Ms. Lee wrote “Watchman” when, like Jean Louise, she was living in New York and occasionally traveling home to Alabama to visit her aging father, the lawyer A. C. Lee, who is commonly cited as the model for Atticus in “Mockingbird.” In letters she wrote at the time to a friend in New York, she describes feeling unmoored by his physical decline and impending death (“I found myself staring at his handsome old face, and a sudden wave of panic flashed through me”).
She also recounts feeling like an outsider in her hometown because of her stance on civil rights: “I don’t trust myself to keep my mouth shut if I feel moved to express myself, thereon it will get out all over Monroeville that I am a member of the N.A.A.C.P., which, God forbid. They already suspect this to be a fact anyway.”

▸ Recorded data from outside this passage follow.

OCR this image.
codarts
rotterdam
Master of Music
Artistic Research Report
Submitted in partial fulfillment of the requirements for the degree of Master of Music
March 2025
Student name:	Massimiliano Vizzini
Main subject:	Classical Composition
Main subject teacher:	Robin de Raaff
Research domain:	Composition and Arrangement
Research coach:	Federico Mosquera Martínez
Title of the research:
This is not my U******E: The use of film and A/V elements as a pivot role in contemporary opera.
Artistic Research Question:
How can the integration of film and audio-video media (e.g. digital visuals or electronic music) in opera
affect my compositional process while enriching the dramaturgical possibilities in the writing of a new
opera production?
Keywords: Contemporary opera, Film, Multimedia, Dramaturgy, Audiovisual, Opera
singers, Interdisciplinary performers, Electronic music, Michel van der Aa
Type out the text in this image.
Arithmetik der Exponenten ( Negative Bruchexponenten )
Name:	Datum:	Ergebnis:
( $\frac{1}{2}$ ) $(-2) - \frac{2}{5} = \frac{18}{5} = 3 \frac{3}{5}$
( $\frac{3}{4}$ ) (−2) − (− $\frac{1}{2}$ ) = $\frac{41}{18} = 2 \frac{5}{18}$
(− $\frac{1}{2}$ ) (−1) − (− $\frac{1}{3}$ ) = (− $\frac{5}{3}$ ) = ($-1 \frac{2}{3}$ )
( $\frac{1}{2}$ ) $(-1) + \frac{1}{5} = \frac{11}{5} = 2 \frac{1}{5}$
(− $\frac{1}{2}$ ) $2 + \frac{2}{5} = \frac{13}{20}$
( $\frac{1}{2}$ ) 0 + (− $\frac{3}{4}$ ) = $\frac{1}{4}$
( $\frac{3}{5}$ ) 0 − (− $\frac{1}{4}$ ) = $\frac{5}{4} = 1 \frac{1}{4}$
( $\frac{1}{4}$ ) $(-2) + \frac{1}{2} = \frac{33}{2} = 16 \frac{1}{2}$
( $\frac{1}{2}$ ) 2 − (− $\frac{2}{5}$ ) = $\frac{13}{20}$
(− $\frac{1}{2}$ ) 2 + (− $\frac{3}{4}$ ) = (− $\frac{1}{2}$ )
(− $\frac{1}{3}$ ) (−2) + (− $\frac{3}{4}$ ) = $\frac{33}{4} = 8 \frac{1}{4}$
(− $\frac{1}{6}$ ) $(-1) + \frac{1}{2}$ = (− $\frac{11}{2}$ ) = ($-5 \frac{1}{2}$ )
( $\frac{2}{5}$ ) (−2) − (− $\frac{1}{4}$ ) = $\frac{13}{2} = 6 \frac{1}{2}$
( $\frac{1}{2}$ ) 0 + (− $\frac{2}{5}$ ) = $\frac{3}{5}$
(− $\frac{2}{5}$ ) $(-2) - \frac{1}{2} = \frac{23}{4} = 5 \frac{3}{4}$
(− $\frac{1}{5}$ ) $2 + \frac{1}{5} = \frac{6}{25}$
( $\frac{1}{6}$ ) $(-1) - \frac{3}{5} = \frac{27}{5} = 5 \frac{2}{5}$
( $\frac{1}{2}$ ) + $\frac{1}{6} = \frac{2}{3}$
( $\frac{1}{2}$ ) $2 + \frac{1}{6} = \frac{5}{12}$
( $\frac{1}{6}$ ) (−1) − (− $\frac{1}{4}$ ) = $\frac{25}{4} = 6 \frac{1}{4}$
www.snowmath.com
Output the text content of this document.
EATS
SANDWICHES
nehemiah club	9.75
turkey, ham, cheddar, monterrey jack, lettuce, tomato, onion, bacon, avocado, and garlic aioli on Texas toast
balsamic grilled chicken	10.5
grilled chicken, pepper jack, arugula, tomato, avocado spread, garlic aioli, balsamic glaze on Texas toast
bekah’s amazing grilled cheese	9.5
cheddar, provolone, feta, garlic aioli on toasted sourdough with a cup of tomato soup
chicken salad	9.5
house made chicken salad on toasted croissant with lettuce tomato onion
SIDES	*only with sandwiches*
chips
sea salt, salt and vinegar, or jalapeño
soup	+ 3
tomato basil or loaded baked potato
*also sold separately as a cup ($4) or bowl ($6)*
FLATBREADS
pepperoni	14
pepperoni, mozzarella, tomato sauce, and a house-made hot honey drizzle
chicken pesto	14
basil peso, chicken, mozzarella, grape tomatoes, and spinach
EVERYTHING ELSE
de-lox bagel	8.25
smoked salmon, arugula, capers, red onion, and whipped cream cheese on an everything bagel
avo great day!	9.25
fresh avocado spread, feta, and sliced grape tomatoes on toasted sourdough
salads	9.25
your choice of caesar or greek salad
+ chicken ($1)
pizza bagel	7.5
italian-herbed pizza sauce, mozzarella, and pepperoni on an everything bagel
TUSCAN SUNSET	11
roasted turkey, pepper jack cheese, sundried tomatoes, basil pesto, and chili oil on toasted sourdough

While A. C. Lee was moderate by the standards of the times, he supported states’ rights and held segregationist views, according to Mr. Shields. Later, after the publication of “Mockingbird” in 1960, his views softened, and he started campaigning for redistricting in the county to protect disenfranchised African-American voters, Mr. Shields said.
As the first reviews of the novel were published on Friday, some “Mockingbird” fans were so disheartened by the revelation that they said they were reluctant to read the new book.

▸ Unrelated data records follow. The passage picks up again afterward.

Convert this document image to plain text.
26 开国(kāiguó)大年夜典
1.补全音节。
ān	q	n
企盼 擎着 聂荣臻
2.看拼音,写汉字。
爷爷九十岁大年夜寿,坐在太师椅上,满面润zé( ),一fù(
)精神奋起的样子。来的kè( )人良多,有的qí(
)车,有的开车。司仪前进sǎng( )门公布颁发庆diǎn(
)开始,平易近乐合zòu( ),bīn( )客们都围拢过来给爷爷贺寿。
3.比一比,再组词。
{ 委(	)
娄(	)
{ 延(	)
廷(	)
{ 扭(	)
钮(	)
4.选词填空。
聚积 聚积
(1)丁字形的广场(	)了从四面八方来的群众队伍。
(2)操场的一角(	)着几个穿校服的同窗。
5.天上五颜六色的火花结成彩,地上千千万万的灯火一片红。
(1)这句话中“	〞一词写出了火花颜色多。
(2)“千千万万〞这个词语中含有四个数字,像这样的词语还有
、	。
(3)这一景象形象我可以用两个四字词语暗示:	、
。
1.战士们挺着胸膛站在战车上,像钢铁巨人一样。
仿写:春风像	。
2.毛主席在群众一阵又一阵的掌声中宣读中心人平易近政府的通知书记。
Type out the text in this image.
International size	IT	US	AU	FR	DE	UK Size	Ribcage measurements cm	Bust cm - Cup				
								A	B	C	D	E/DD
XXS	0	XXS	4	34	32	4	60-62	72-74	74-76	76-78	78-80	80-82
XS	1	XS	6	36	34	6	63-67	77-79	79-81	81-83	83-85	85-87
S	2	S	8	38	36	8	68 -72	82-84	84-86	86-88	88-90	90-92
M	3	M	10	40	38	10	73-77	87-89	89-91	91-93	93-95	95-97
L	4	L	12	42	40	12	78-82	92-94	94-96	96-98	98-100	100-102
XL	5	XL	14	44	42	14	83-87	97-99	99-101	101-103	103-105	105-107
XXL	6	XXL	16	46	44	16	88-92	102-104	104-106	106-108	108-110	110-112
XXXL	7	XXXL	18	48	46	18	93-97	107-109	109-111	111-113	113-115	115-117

“It feels very personal to a lot of us, especially so in Alabama,” said Jamie Harding, 54, who lives in Birmingham, Ala. “We grew up looking up to this character, and a lot of my friends are saying, ‘I’m not reading it, I want Atticus to remain the Atticus that I adore.’ ”

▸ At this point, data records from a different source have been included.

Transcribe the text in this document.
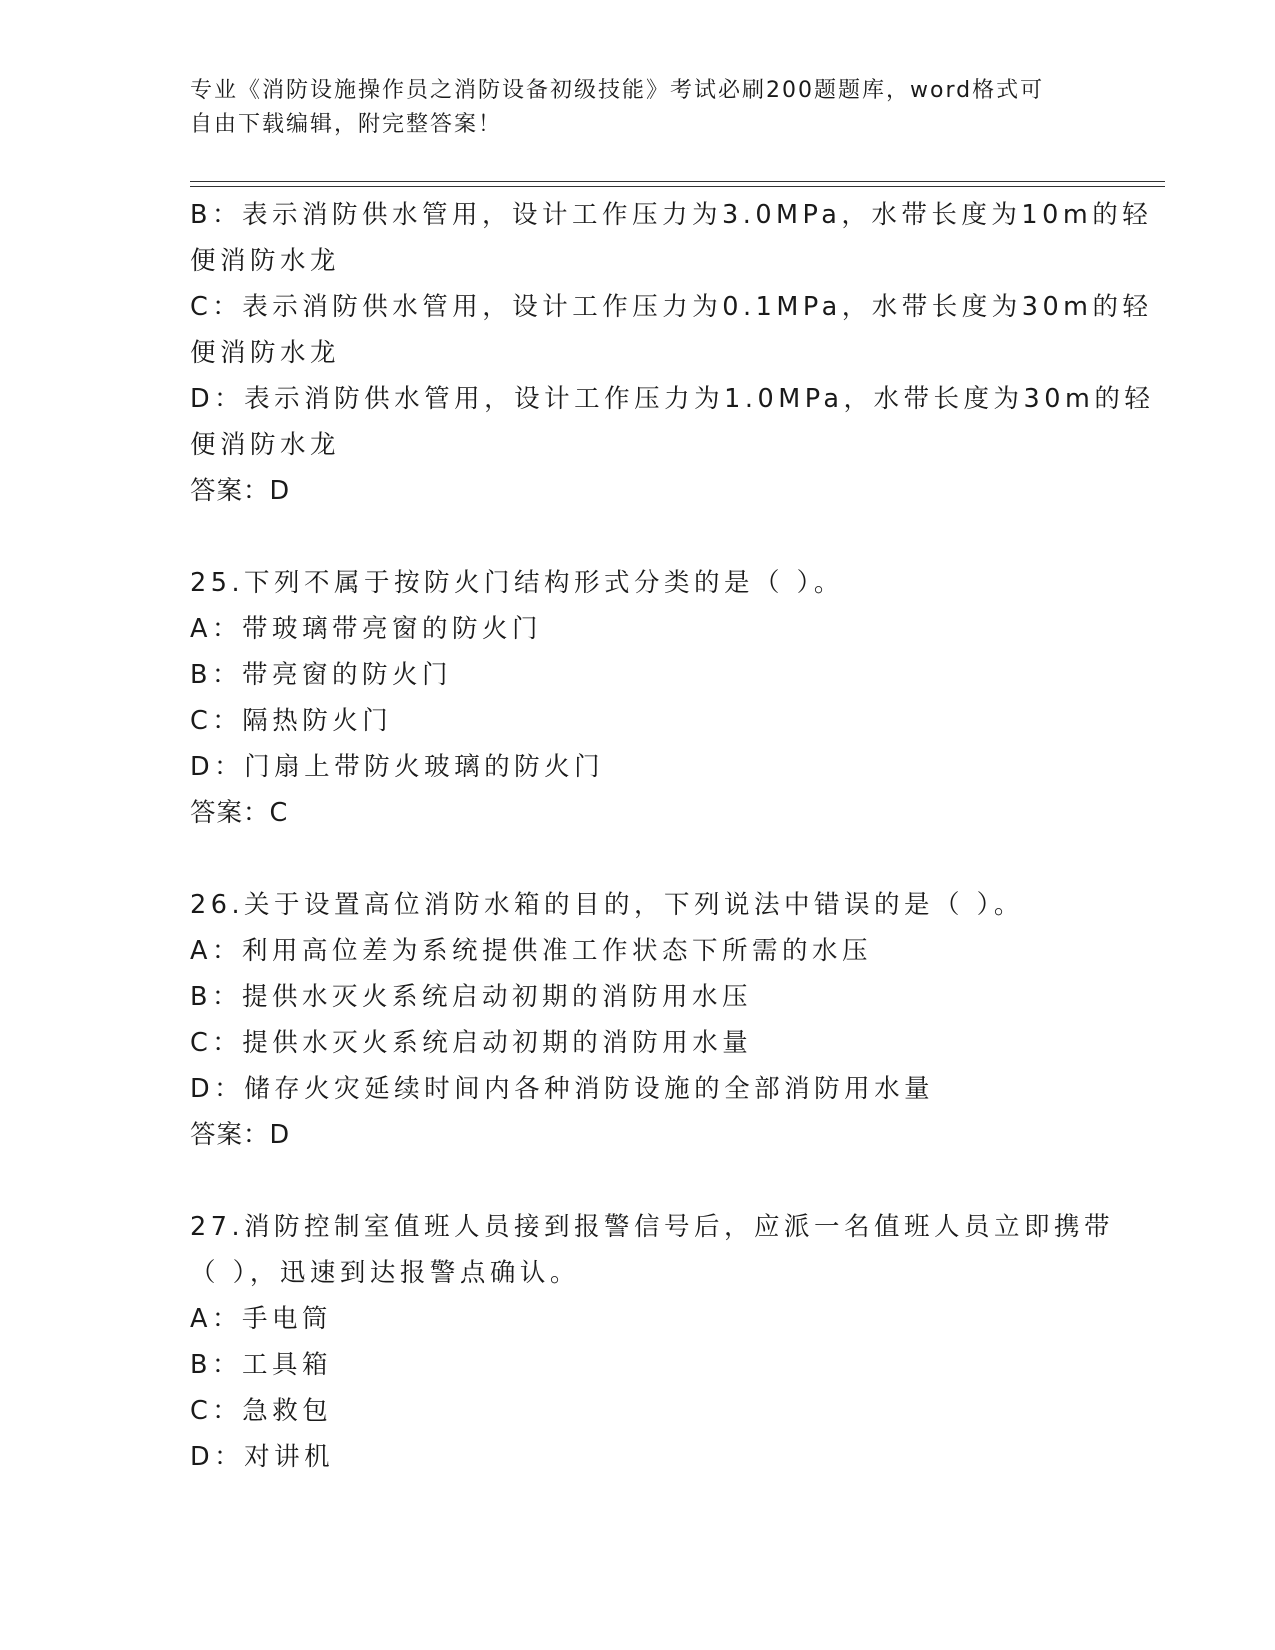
专业《消防设施操作员之消防设备初级技能》考试必刷200题题库，word格式可
自由下载编辑，附完整答案！
B：表示消防供水管用，设计工作压力为3.0MPa，水带长度为10m的轻
便消防水龙
C：表示消防供水管用，设计工作压力为0.1MPa，水带长度为30m的轻
便消防水龙
D：表示消防供水管用，设计工作压力为1.0MPa，水带长度为30m的轻
便消防水龙
答案：D
25.下列不属于按防火门结构形式分类的是（ ）。
A：带玻璃带亮窗的防火门
B：带亮窗的防火门
C：隔热防火门
D：门扇上带防火玻璃的防火门
答案：C
26.关于设置高位消防水箱的目的，下列说法中错误的是（ ）。
A：利用高位差为系统提供准工作状态下所需的水压
B：提供水灭火系统启动初期的消防用水压
C：提供水灭火系统启动初期的消防用水量
D：储存火灾延续时间内各种消防设施的全部消防用水量
答案：D
27.消防控制室值班人员接到报警信号后，应派一名值班人员立即携带
（ ），迅速到达报警点确认。
A：手电筒
B：工具箱
C：急救包
D：对讲机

Tara Xanthopoulos, who teaches high school English in Westchester County, N.Y., said that when she first read the reviews of the book, she felt queasy. “This has been my favorite book of my whole life, from when I was a student to being a teacher,” she said. “It’s sad to think that Atticus’s character is going to be tarnished.”
Ms. Lee’s publisher, HarperCollins, said there was never a discussion of toning down Atticus’s racist remarks to preserve his moral image.
“Harper Lee wanted to have the novel published exactly as it was written, without editorial intervention,” Jonathan Burnham, the publisher of the HarperCollins imprint Harper, wrote in an email message. “By confronting these challenging and complex issues at the height of the civil rights movement, the young Harper Lee demonstrated an honesty and bravery that makes this work both a powerful document of its time and a compelling piece of literature.”
Karla FC Holloway, a professor of English and law at Duke University who teaches a class on law, race and literature, said that the new version of Atticus may lead people to reread “Mockingbird” more closely. “It will force an interesting conversation about — if this is really Atticus — what have our own desires done to the character, and what is the literary truth?” Ms. Holloway said. “This is who we want to be as a country, but this is not who Atticus was.”
Correction: July 11, 2015 
Because of an editing error, an earlier version of a picture caption with this article misspelled the name of the actor who played Tom Robinson in “To Kill a Mockingbird.” He was Brock Peters, not Peterson.